ULE Scheduler
Momchil Ivanov
momchil at xaxo.eu
Thu Jun 7 08:16:24 UTC 2012
At Thu, 07 Jun 2012 09:12:55 +0700,
Erich wrote:
>
> Hi,
>
> On 07 June 2012 3:01:07 Момчил Иванов wrote:
>
> > temperature. It was constantly increasing from about 33 C. I took a
> > look at top and saw that both processes were wildly jumping accross
> > the cores, i.e. CPU0 and CPU1.
> >
> > So before reading all the papers about the ULE scheduler and the
> > source code, I would like to as a simple question: is it that stupid?
>
> maybe, maybe not. It could be that the difference is minor as the cache for both kernels is in the same chip.
> >
> > I mean, there are just 2 processes running (except of top, X and
> > ... which should be scheduled occasionally) on 2 cores of one physical
> > processor. Why sould each be scheduled on a different core each time?
> >
> > I did cpuset to pin each to a specific core and got to about a
> > constant temperature of 72 C. I am affraid to "cpuset -l 0,1 -p <...>"
> > both of them since I might again get at 100 C.
>
> This would be the interesting point?
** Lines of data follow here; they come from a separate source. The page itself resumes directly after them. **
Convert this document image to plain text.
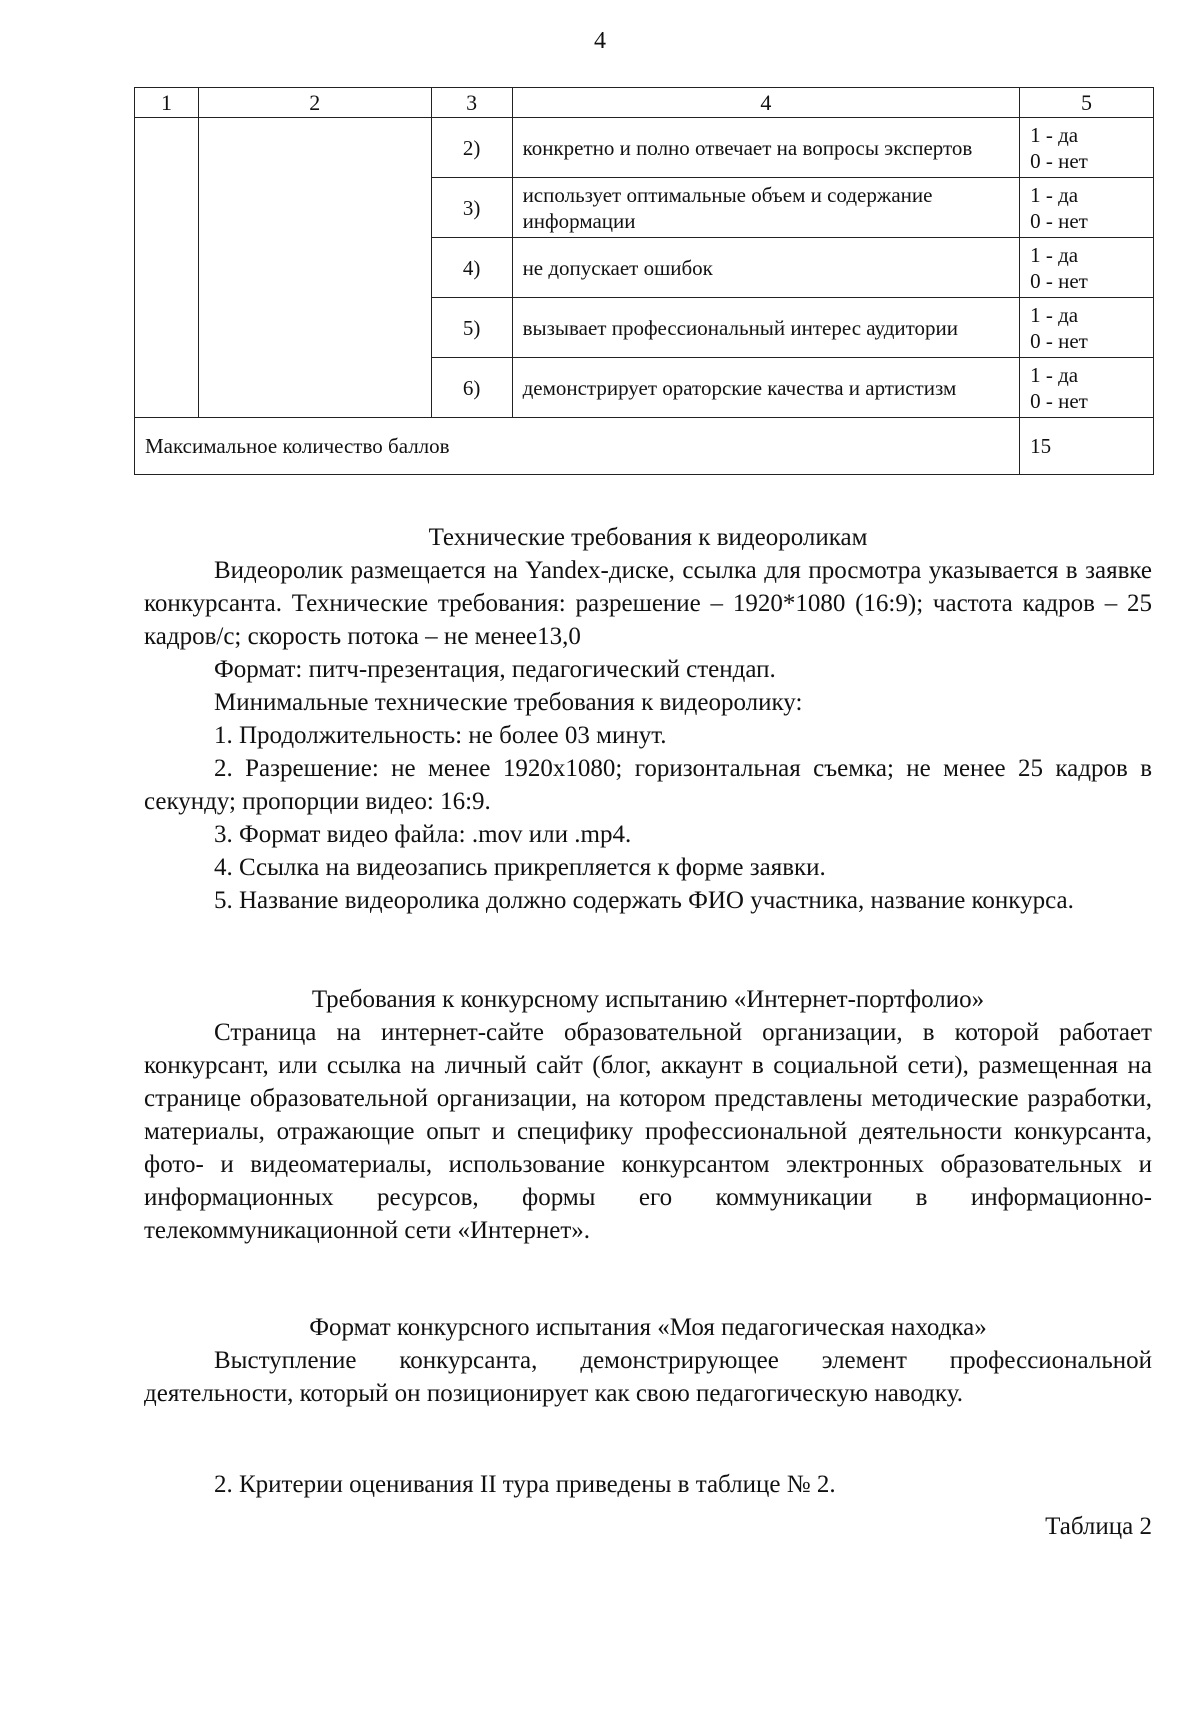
4
1	2	3	4	5
		2)	конкретно и полно отвечает на вопросы экспертов	1 - да
0 - нет
		3)	использует оптимальные объем и содержание информации	1 - да
0 - нет
		4)	не допускает ошибок	1 - да
0 - нет
		5)	вызывает профессиональный интерес аудитории	1 - да
0 - нет
		6)	демонстрирует ораторские качества и артистизм	1 - да
0 - нет
Максимальное количество баллов				15
Технические требования к видеороликам
Видеоролик размещается на Yandex-диске, ссылка для просмотра указывается в заявке конкурсанта. Технические требования: разрешение – 1920*1080 (16:9); частота кадров – 25 кадров/с; скорость потока – не менее13,0
Формат: питч-презентация, педагогический стендап.
Минимальные технические требования к видеоролику:
1. Продолжительность: не более 03 минут.
2. Разрешение: не менее 1920x1080; горизонтальная съемка; не менее 25 кадров в секунду; пропорции видео: 16:9.
3. Формат видео файла: .mov или .mp4.
4. Ссылка на видеозапись прикрепляется к форме заявки.
5. Название видеоролика должно содержать ФИО участника, название конкурса.
Требования к конкурсному испытанию «Интернет-портфолио»
Страница на интернет-сайте образовательной организации, в которой работает конкурсант, или ссылка на личный сайт (блог, аккаунт в социальной сети), размещенная на странице образовательной организации, на котором представлены методические разработки, материалы, отражающие опыт и специфику профессиональной деятельности конкурсанта, фото- и видеоматериалы, использование конкурсантом электронных образовательных и информационных ресурсов, формы его коммуникации в информационно-телекоммуникационной сети «Интернет».
Формат конкурсного испытания «Моя педагогическая находка»
Выступление конкурсанта, демонстрирующее элемент профессиональной деятельности, который он позиционирует как свою педагогическую наводку.
2. Критерии оценивания II тура приведены в таблице № 2.
Таблица 2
Did it happen because of the dirt or because or the scheduler.
> >
> > Is there some remedy?
>
> I think that the only remedy available is the one you applied.
>
> Erich
>
I've repeated the same experiment just now, setting both processes on
both cores with cpuset. The temperature got to about 72-74 C, so the
two small pieces of dirt that came out, the fresh thermal liquid and
tightening the screws probably gave me 10 about C on idle (from 53 C
down to 45 C) and 30 C on full load. I didn't expect that much...
Though, it was strange seeing both processes hopping around... I will
probably go back to the 4BSD scheduler if my laptop does another
self-shutdown in the next few days as Doug suggested.